Background and History: NCSL's Legislative Staff Coordinating Committee (LSCC)
Purpose and Organization
The purposes of the Legislative Staff Coordinating Committee (LSCC) are to oversee the legislative staff division of NCSL, to coordinate the work of the staff sections and networks of NCSL, to promote professional development of legislative staff, and to review and evaluate NCSL services to legislative staff. LSCC serves in an advisory capacity to the NCSL Executive Committee.
The LSCC is made up of the three Executive Committee staff officers, the 16 at-large legislative staff members elected to the NCSL Executive Committee, the two staff co-chairs and four staff vice chairs of the NCSL Standing Committees, two officers of each of the ten staff sections, and four discretionary appointees of the Staff Chair.
NCSL currently recognizes the following 10 staff sections and two networks:
History of the Committee
LSCC began as the Special Committee on Legislative Staff Organization established by resolution of the NCSL Executive Committee in 1974 "to define the role and mission of staff in the National Conference of State Legislatures." Since that time, under various names, there has been a committee of legislative staff members that has performed these functions.
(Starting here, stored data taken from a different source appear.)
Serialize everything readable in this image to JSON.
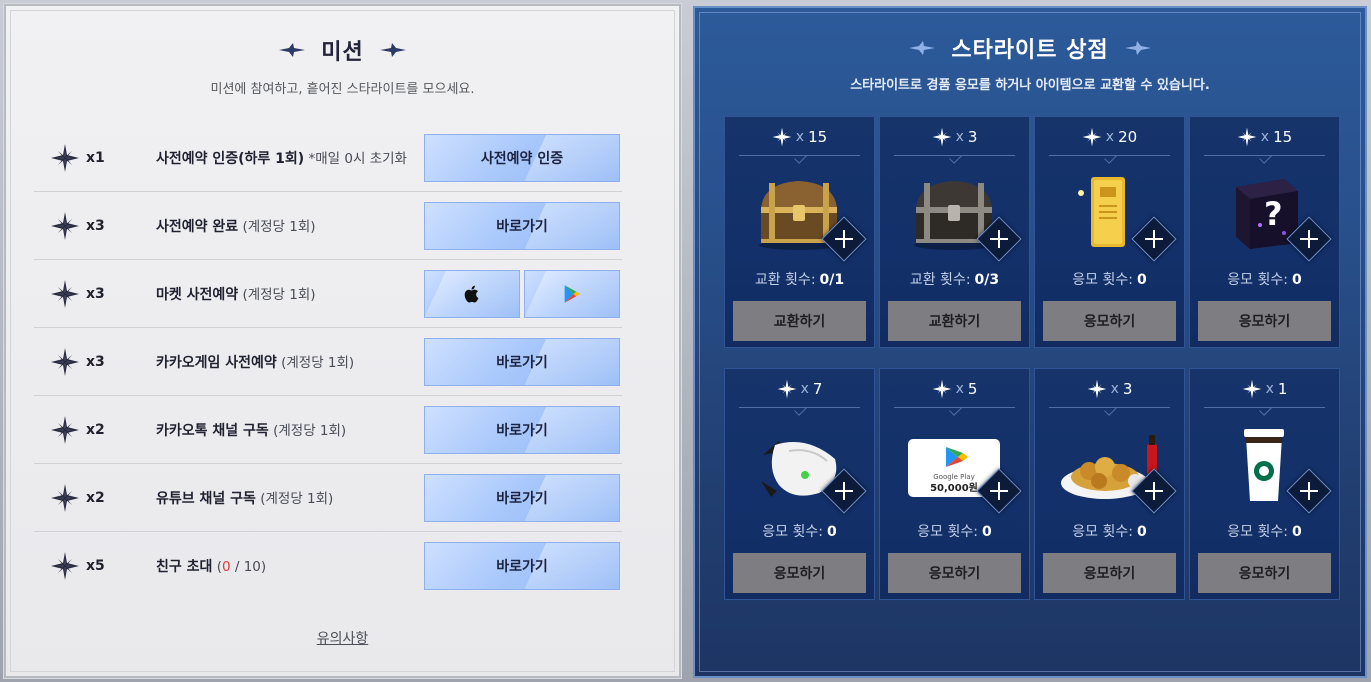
{
  "mission": {
    "title": "미션",
    "subtitle": "미션에 참여하고, 흩어진 스타라이트를 모으세요.",
    "rows": [
      {
        "mult": "x1",
        "main": "사전예약 인증(하루 1회)",
        "sub": " *매일 0시 초기화",
        "button": "사전예약 인증"
      },
      {
        "mult": "x3",
        "main": "사전예약 완료",
        "sub": " (계정당 1회)",
        "button": "바로가기"
      },
      {
        "mult": "x3",
        "main": "마켓 사전예약",
        "sub": " (계정당 1회)",
        "button_left_icon": "apple-icon",
        "button_right_icon": "google-play-icon"
      },
      {
        "mult": "x3",
        "main": "카카오게임 사전예약",
        "sub": " (계정당 1회)",
        "button": "바로가기"
      },
      {
        "mult": "x2",
        "main": "카카오톡 채널 구독",
        "sub": " (계정당 1회)",
        "button": "바로가기"
      },
      {
        "mult": "x2",
        "main": "유튜브 채널 구독",
        "sub": " (계정당 1회)",
        "button": "바로가기"
      },
      {
        "mult": "x5",
        "main": "친구 초대",
        "sub_pre": " (",
        "count": "0",
        "sub_post": " / 10)",
        "button": "바로가기"
      }
    ],
    "notice": "유의사항"
  },
  "shop": {
    "title": "스타라이트 상점",
    "subtitle": "스타라이트로 경품 응모를 하거나 아이템으로 교환할 수 있습니다.",
    "cards": [
      {
        "x": "x",
        "cost": "15",
        "image": "gold-treasure-chest",
        "count_label": "교환 횟수:",
        "count": "0/1",
        "button": "교환하기"
      },
      {
        "x": "x",
        "cost": "3",
        "image": "dark-treasure-chest",
        "count_label": "교환 횟수:",
        "count": "0/3",
        "button": "교환하기"
      },
      {
        "x": "x",
        "cost": "20",
        "image": "gold-bar",
        "count_label": "응모 횟수:",
        "count": "0",
        "button": "응모하기"
      },
      {
        "x": "x",
        "cost": "15",
        "image": "mystery-box",
        "count_label": "응모 횟수:",
        "count": "0",
        "button": "응모하기"
      },
      {
        "x": "x",
        "cost": "7",
        "image": "gaming-mouse",
        "count_label": "응모 횟수:",
        "count": "0",
        "button": "응모하기"
      },
      {
        "x": "x",
        "cost": "5",
        "image": "google-play-gift-card",
        "card_text_1": "Google Play",
        "card_text_2": "50,000원",
        "count_label": "응모 횟수:",
        "count": "0",
        "button": "응모하기"
      },
      {
        "x": "x",
        "cost": "3",
        "image": "fried-chicken",
        "count_label": "응모 횟수:",
        "count": "0",
        "button": "응모하기"
      },
      {
        "x": "x",
        "cost": "1",
        "image": "starbucks-coffee",
        "count_label": "응모 횟수:",
        "count": "0",
        "button": "응모하기"
      }
    ]
  },
  "colors": {
    "accent_button": "#a9c8fb",
    "shop_bg": "#284f8a",
    "card_bg": "#13306a",
    "disabled_button": "#7e7e82",
    "highlight_red": "#e0393b"
  }
}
The name, Legislative Staff Coordinating Committee, was adopted in 1984.
Following is a brief history of LSCC and its predecessors. Hyperlinks are provided to major policies and products of LSCC.
In 1975 the Special Committee on Legislative Staff Organization reached a consensus on the following:
Staff sections are encouraged to develop joint programs wherever appropriate at the NCSL Annual Meeting.
The vitality of the various staff sections should be encouraged, but further functional fragmentation should be discouraged.
There should be no specific representation accorded by staff section on the NCSL Executive Committee.
A permanent coordinating committee on staff organization is necessary.
The committee adopted the following motion: "The Special Committee on Legislative Staff Organization expresses concern at an unhealthy trend for legislative staff members of NCSL to over-segment and over-organize as staff sections, and perhaps, in doing so, tend to concentrate too much on their more narrow areas and not enough on the general aspects of serving as staff for state legislatures and the legislative branch of government as an institution."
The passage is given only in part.